12" across (assuming you mean from arm tip to arm tip as the diameter of a circle with the body in the center) does not sound like an adult vulgaris. Did you notice any particular markings on the animal like spots that showed all the time or a colored circle just below the eyes? A lot of activity just before brooding is common to most species, even the nocturnals. Do you have any photos of the female?
How large are the eggs? Look at them and then give a size example that is common rather than (or in addition to) trying to estimate mm (pea, eraser, round pushpin head, etc ...). Extracting one and photographing it next to a ruler or coin would also be helpful.
Vulgaris is a small egg species and hatchlings would be very, very small (rice size) with only a few chromataphores and arms and mantle about the same size at hatching.

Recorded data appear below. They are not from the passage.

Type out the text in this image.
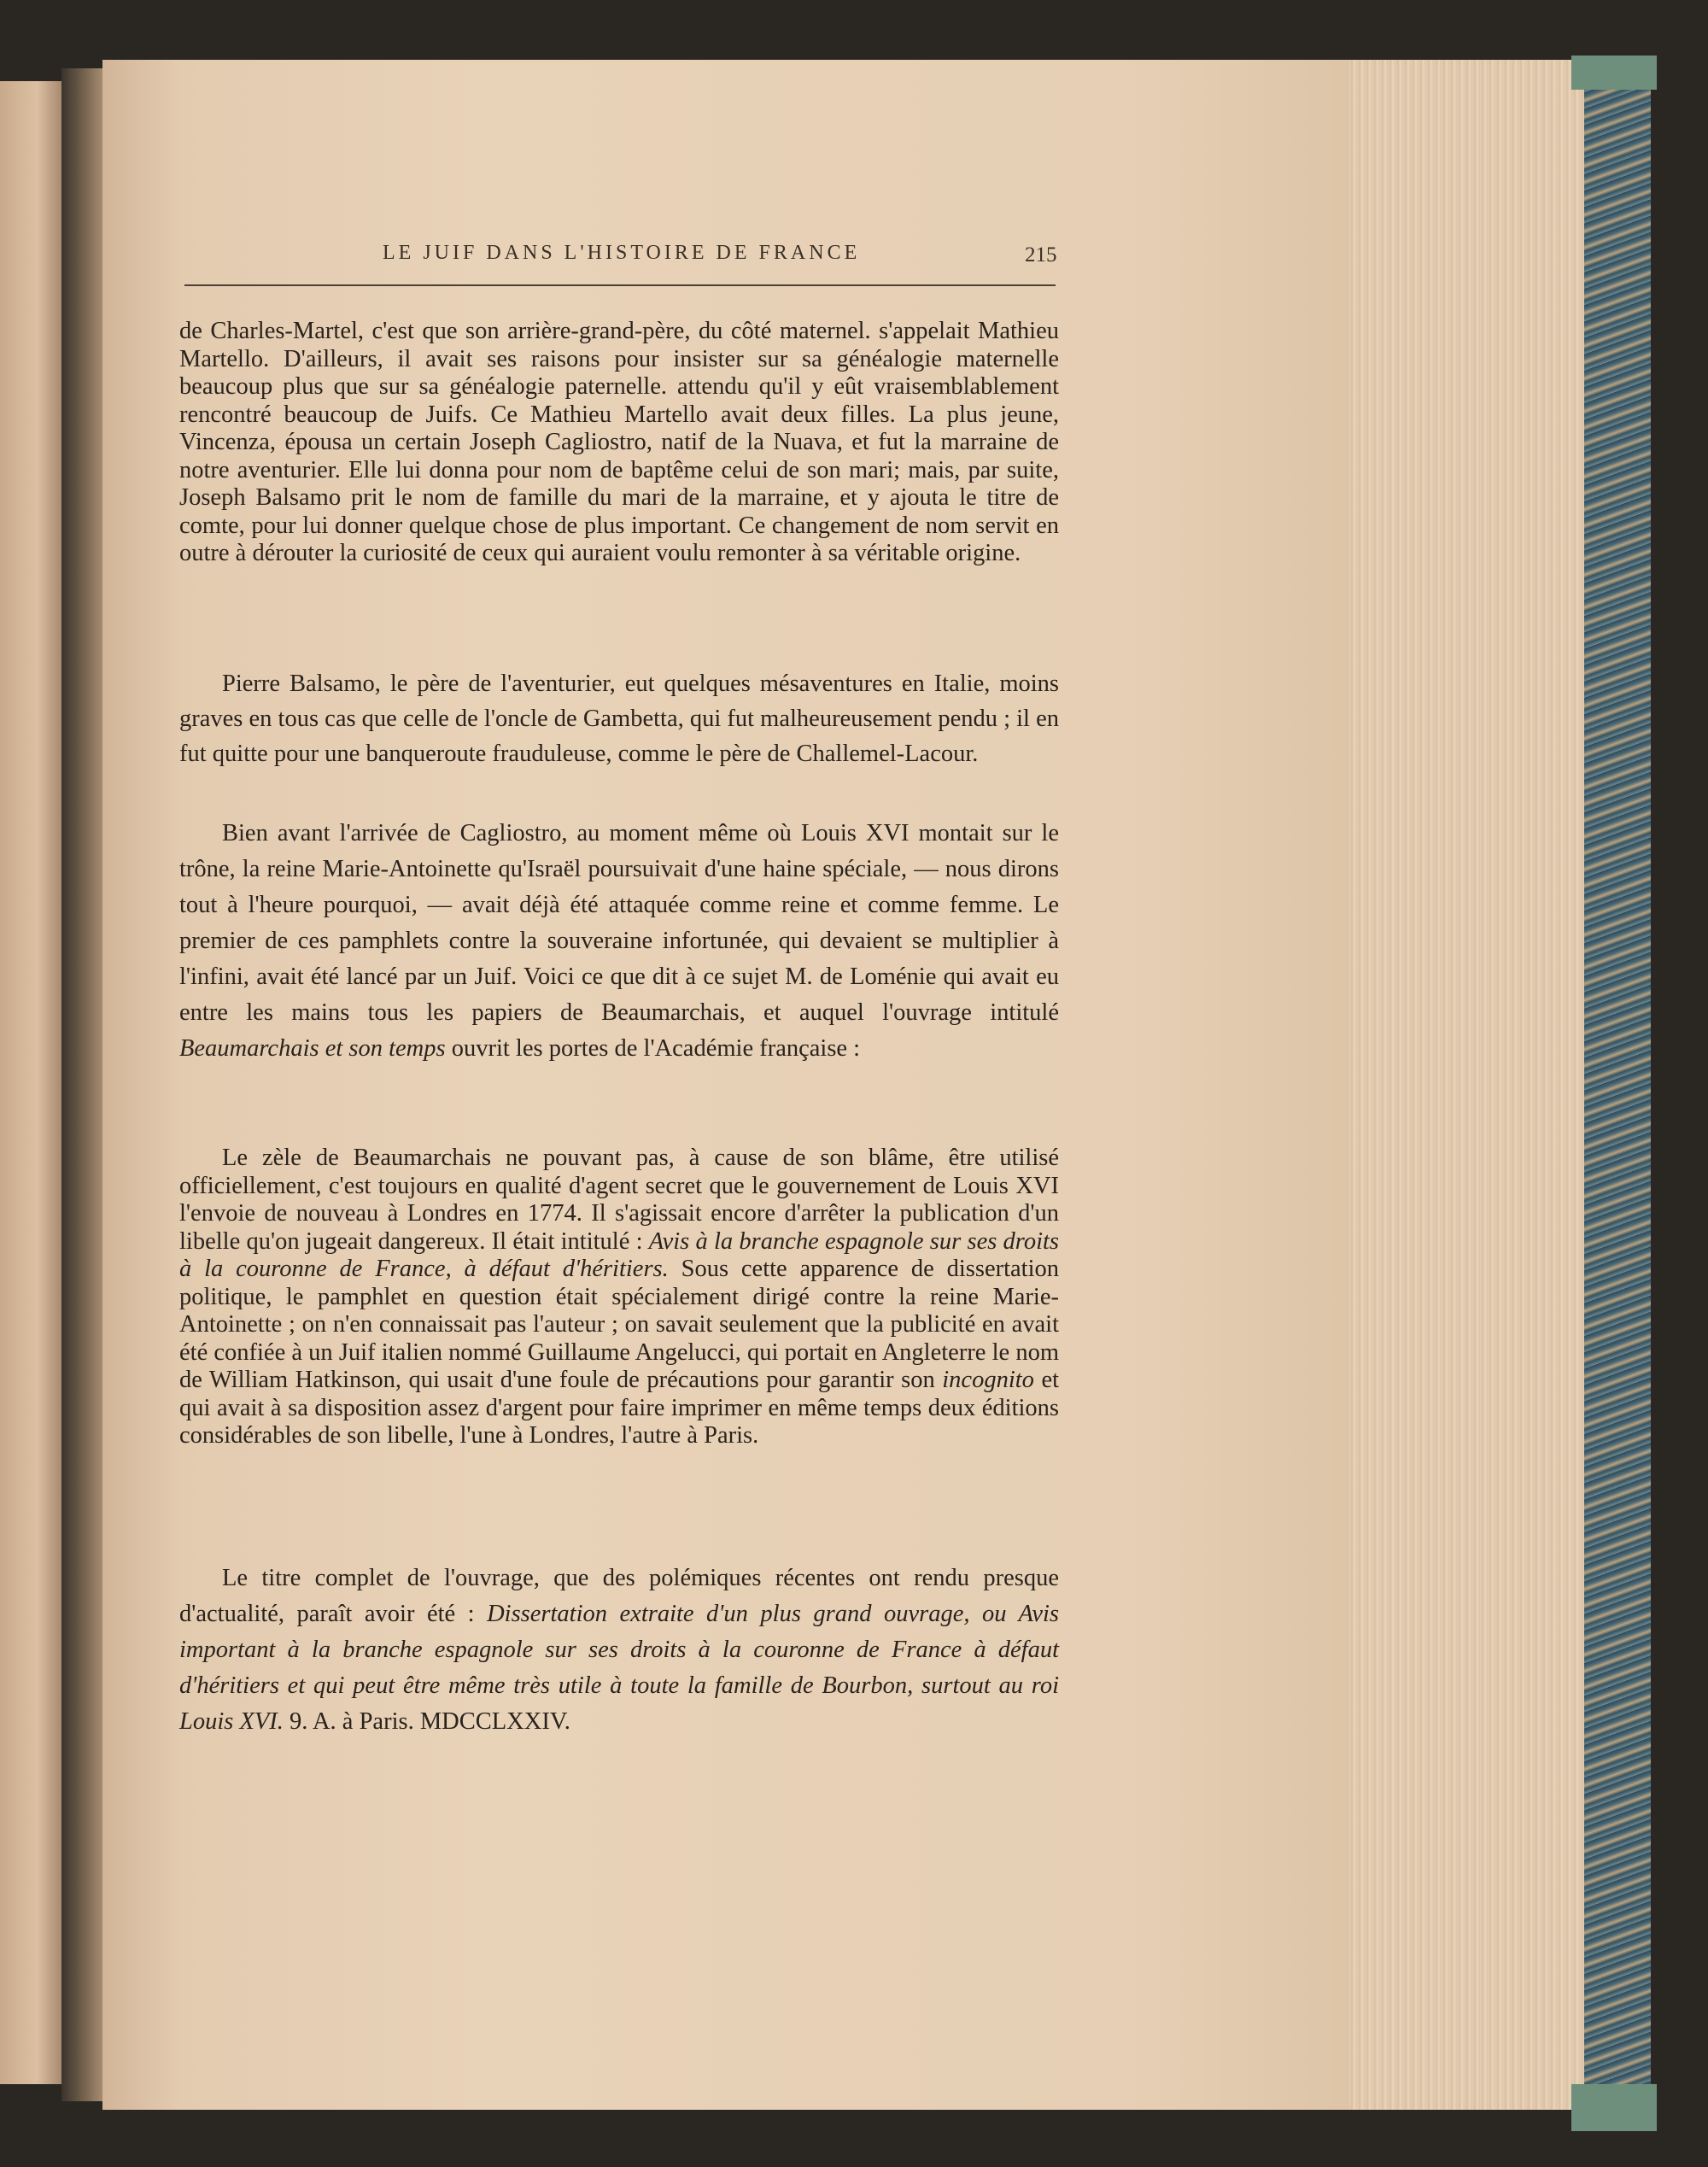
LE JUIF DANS L'HISTOIRE DE FRANCE	215

de Charles-Martel, c'est que son arrière-grand-père, du côté maternel. s'appelait Mathieu Martello. D'ailleurs, il avait ses raisons pour insister sur sa généalogie maternelle beaucoup plus que sur sa généalogie paternelle. attendu qu'il y eût vraisemblablement rencontré beaucoup de Juifs. Ce Mathieu Martello avait deux filles. La plus jeune, Vincenza, épousa un certain Joseph Cagliostro, natif de la Nuava, et fut la marraine de notre aventurier. Elle lui donna pour nom de baptême celui de son mari; mais, par suite, Joseph Balsamo prit le nom de famille du mari de la marraine, et y ajouta le titre de comte, pour lui donner quelque chose de plus important. Ce changement de nom servit en outre à dérouter la curiosité de ceux qui auraient voulu remonter à sa véritable origine.

Pierre Balsamo, le père de l'aventurier, eut quelques mésaventures en Italie, moins graves en tous cas que celle de l'oncle de Gambetta, qui fut malheureusement pendu ; il en fut quitte pour une banqueroute frauduleuse, comme le père de Challemel-Lacour.

Bien avant l'arrivée de Cagliostro, au moment même où Louis XVI montait sur le trône, la reine Marie-Antoinette qu'Israël poursuivait d'une haine spéciale, — nous dirons tout à l'heure pourquoi, — avait déjà été attaquée comme reine et comme femme. Le premier de ces pamphlets contre la souveraine infortunée, qui devaient se multiplier à l'infini, avait été lancé par un Juif. Voici ce que dit à ce sujet M. de Loménie qui avait eu entre les mains tous les papiers de Beaumarchais, et auquel l'ouvrage intitulé Beaumarchais et son temps ouvrit les portes de l'Académie française :

Le zèle de Beaumarchais ne pouvant pas, à cause de son blâme, être utilisé officiellement, c'est toujours en qualité d'agent secret que le gouvernement de Louis XVI l'envoie de nouveau à Londres en 1774. Il s'agissait encore d'arrêter la publication d'un libelle qu'on jugeait dangereux. Il était intitulé : Avis à la branche espagnole sur ses droits à la couronne de France, à défaut d'héritiers. Sous cette apparence de dissertation politique, le pamphlet en question était spécialement dirigé contre la reine Marie-Antoinette ; on n'en connaissait pas l'auteur ; on savait seulement que la publicité en avait été confiée à un Juif italien nommé Guillaume Angelucci, qui portait en Angleterre le nom de William Hatkinson, qui usait d'une foule de précautions pour garantir son incognito et qui avait à sa disposition assez d'argent pour faire imprimer en même temps deux éditions considérables de son libelle, l'une à Londres, l'autre à Paris.

Le titre complet de l'ouvrage, que des polémiques récentes ont rendu presque d'actualité, paraît avoir été : Dissertation extraite d'un plus grand ouvrage, ou Avis important à la branche espagnole sur ses droits à la couronne de France à défaut d'héritiers et qui peut être même très utile à toute la famille de Bourbon, surtout au roi Louis XVI. 9. A. à Paris. MDCCLXXIV.
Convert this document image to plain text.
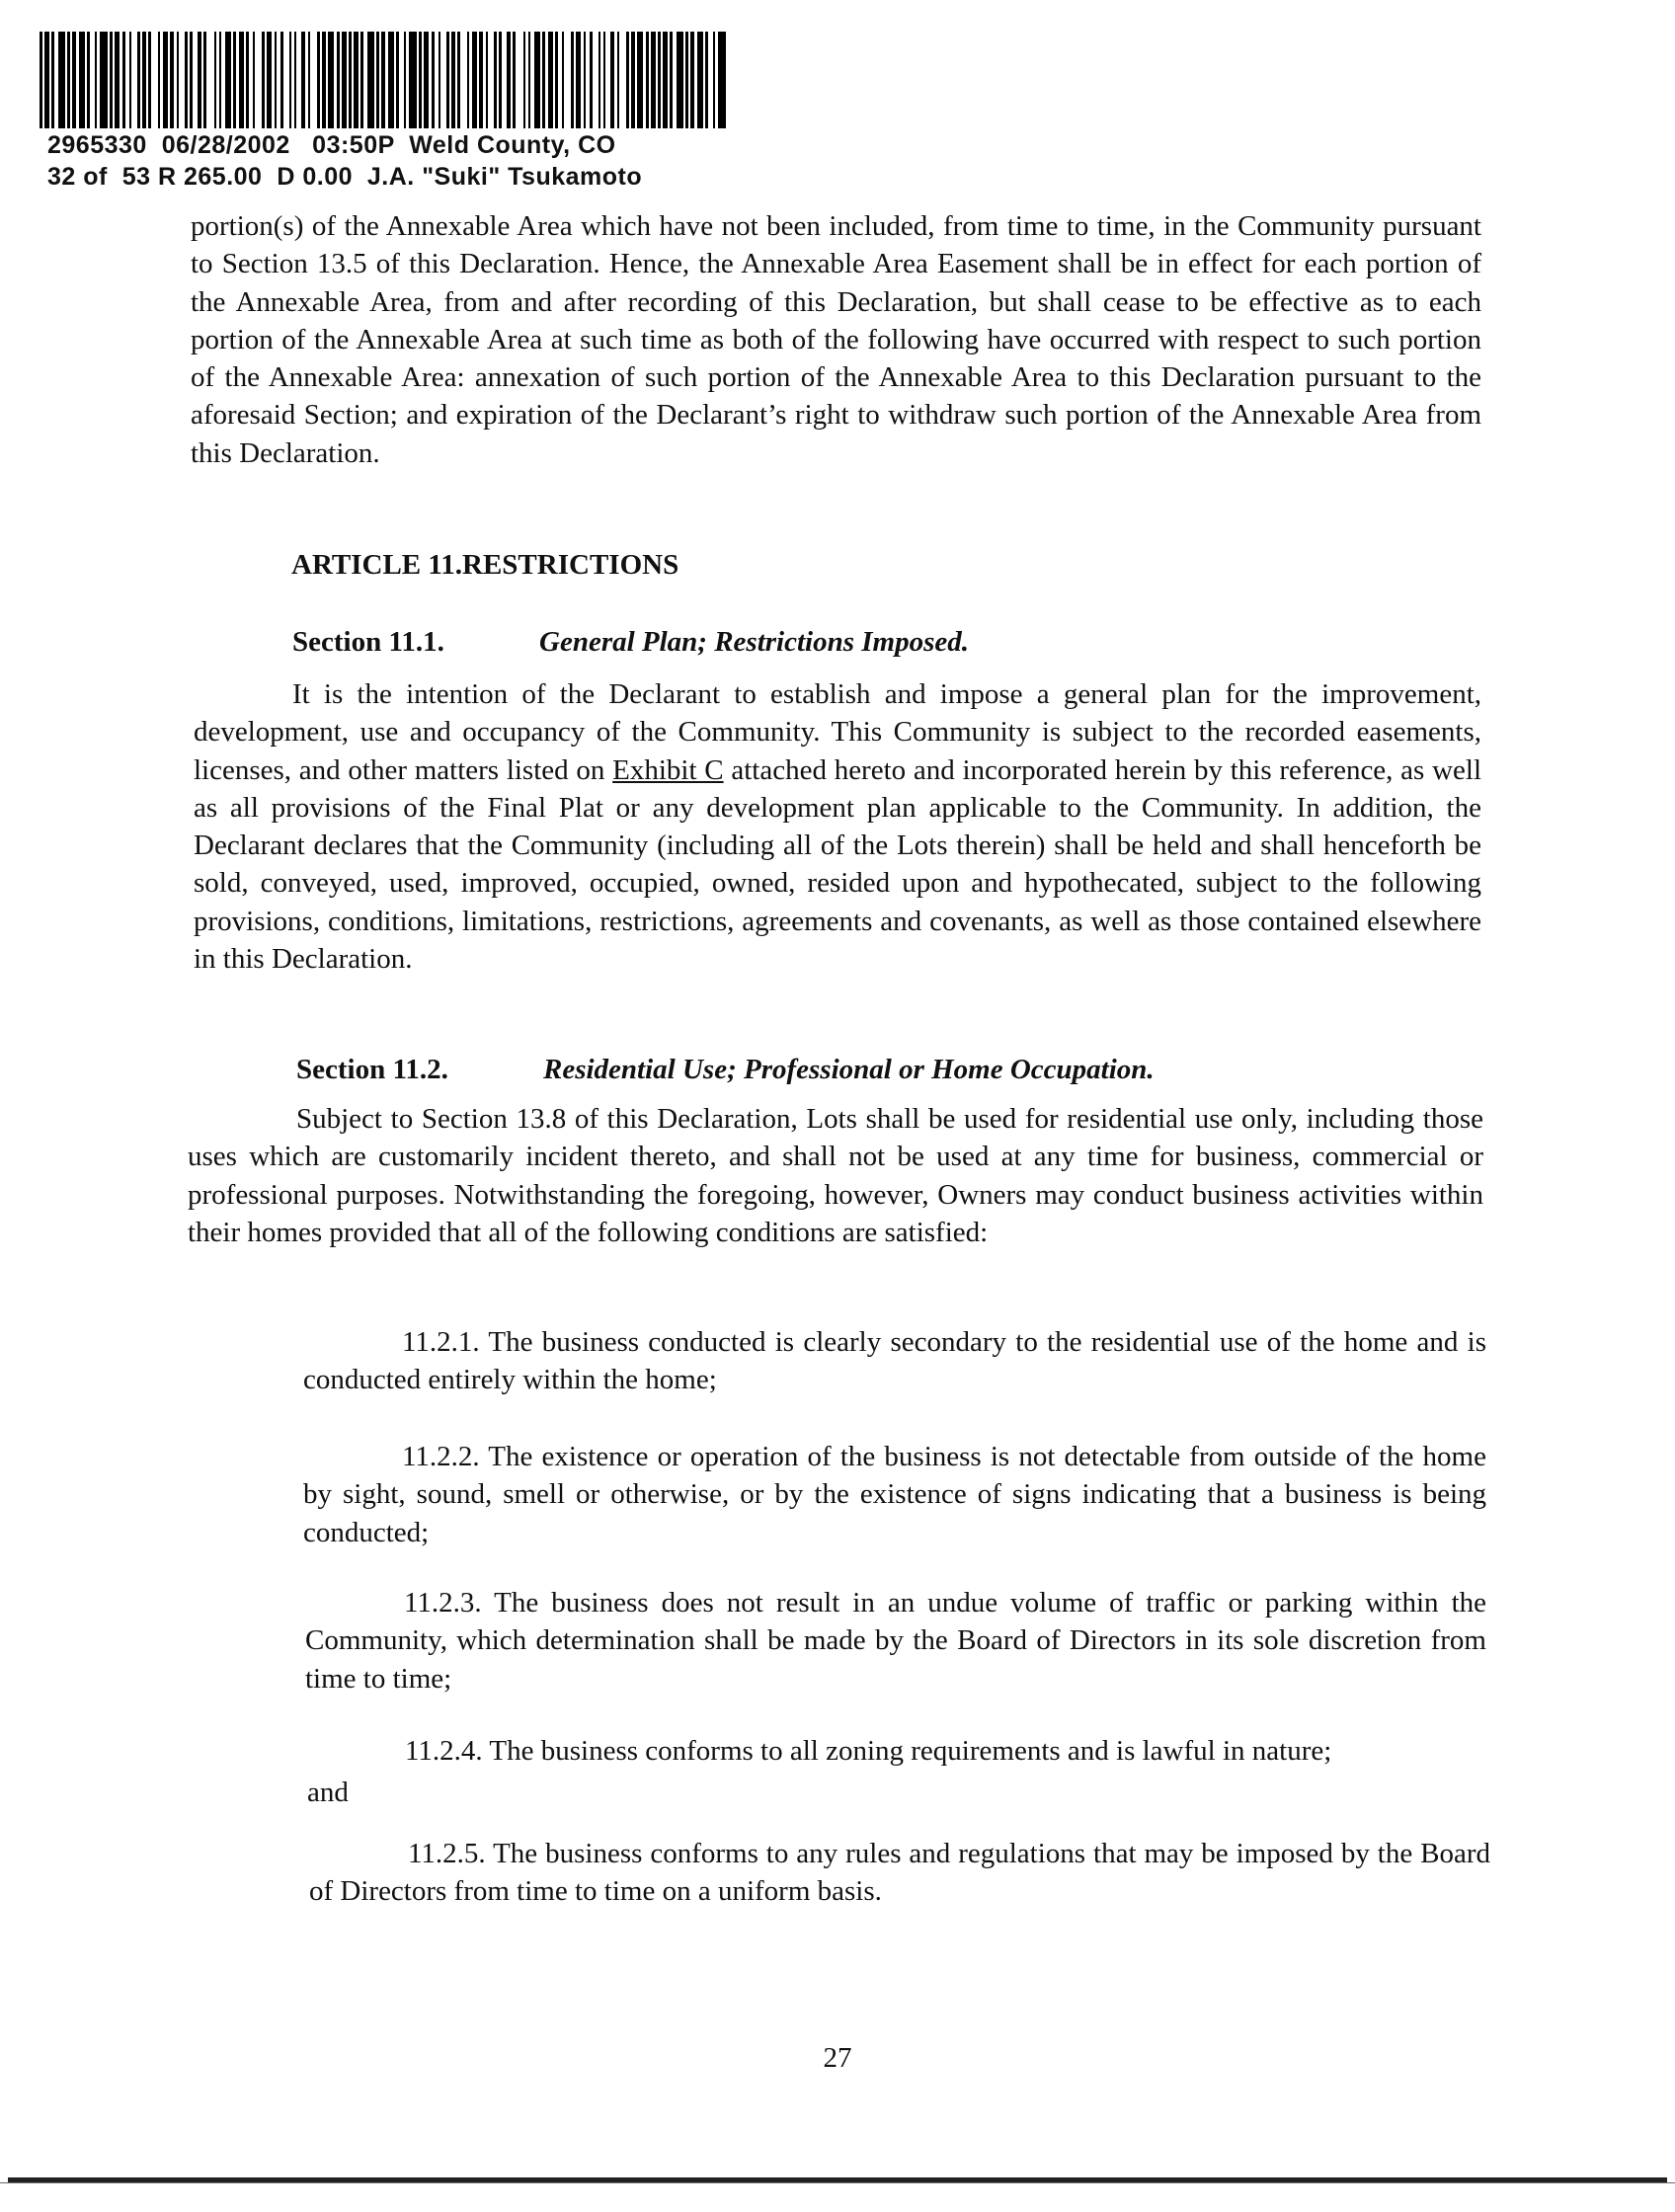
2965330  06/28/2002   03:50P  Weld County, CO
32 of  53 R 265.00  D 0.00  J.A. "Suki" Tsukamoto

portion(s) of the Annexable Area which have not been included, from time to time, in the Community pursuant to Section 13.5 of this Declaration. Hence, the Annexable Area Easement shall be in effect for each portion of the Annexable Area, from and after recording of this Declaration, but shall cease to be effective as to each portion of the Annexable Area at such time as both of the following have occurred with respect to such portion of the Annexable Area: annexation of such portion of the Annexable Area to this Declaration pursuant to the aforesaid Section; and expiration of the Declarant’s right to withdraw such portion of the Annexable Area from this Declaration.

ARTICLE 11.RESTRICTIONS
Section 11.1.	General Plan; Restrictions Imposed.

It is the intention of the Declarant to establish and impose a general plan for the improvement, development, use and occupancy of the Community. This Community is subject to the recorded easements, licenses, and other matters listed on Exhibit C attached hereto and incorporated herein by this reference, as well as all provisions of the Final Plat or any development plan applicable to the Community. In addition, the Declarant declares that the Community (including all of the Lots therein) shall be held and shall henceforth be sold, conveyed, used, improved, occupied, owned, resided upon and hypothecated, subject to the following provisions, conditions, limitations, restrictions, agreements and covenants, as well as those contained elsewhere in this Declaration.

Section 11.2.	Residential Use; Professional or Home Occupation.

Subject to Section 13.8 of this Declaration, Lots shall be used for residential use only, including those uses which are customarily incident thereto, and shall not be used at any time for business, commercial or professional purposes. Notwithstanding the foregoing, however, Owners may conduct business activities within their homes provided that all of the following conditions are satisfied:

11.2.1. The business conducted is clearly secondary to the residential use of the home and is conducted entirely within the home;

11.2.2. The existence or operation of the business is not detectable from outside of the home by sight, sound, smell or otherwise, or by the existence of signs indicating that a business is being conducted;

11.2.3. The business does not result in an undue volume of traffic or parking within the Community, which determination shall be made by the Board of Directors in its sole discretion from time to time;

11.2.4. The business conforms to all zoning requirements and is lawful in nature;

and

11.2.5. The business conforms to any rules and regulations that may be imposed by the Board of Directors from time to time on a uniform basis.

27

A larger egged species would have eggs about the size of an eraser or the barrel type push pin, usually take longer to hatch and look much like minature adults. There is almost no chance of raising the small egg (planktonic) animals in a home aquarium and even the larger institutions have only had minimal success with a few species. Within TONMO three of the larger egg species (bimaculoides, mercatoris, briareus) have succeeded in surviving but only the bimaculoides was successful with a large number of hatchlings maturing to adults.
There has been minimal success with trying to viably hatch (as in long term survival) eggs without the mother. An article I recently read trying to determine my best shot at rearing O. briareus indicated that the eggs needed regular stimulation (movement) to survive or the outer eggs would fatally inhibit the growth of the inner ones. Also, watch the urchin as it might find the eggs an attractive meal (but could not gobble them up overnight I don't think). With the mother dieing so soon after laying the eggs, there is a good chance that they are not fertile. Watch for small black dots to appear. The infertile eggs I have had did not last more than two weeks before they rotted away.
I have a progressive journal on Kooah and her eggs that might offer some ideas on what to watch for but small egg species (excepting the Giant Pacific Octopus) tend to hatch much more quickly, some in as little as 10 days, than the large egg variety.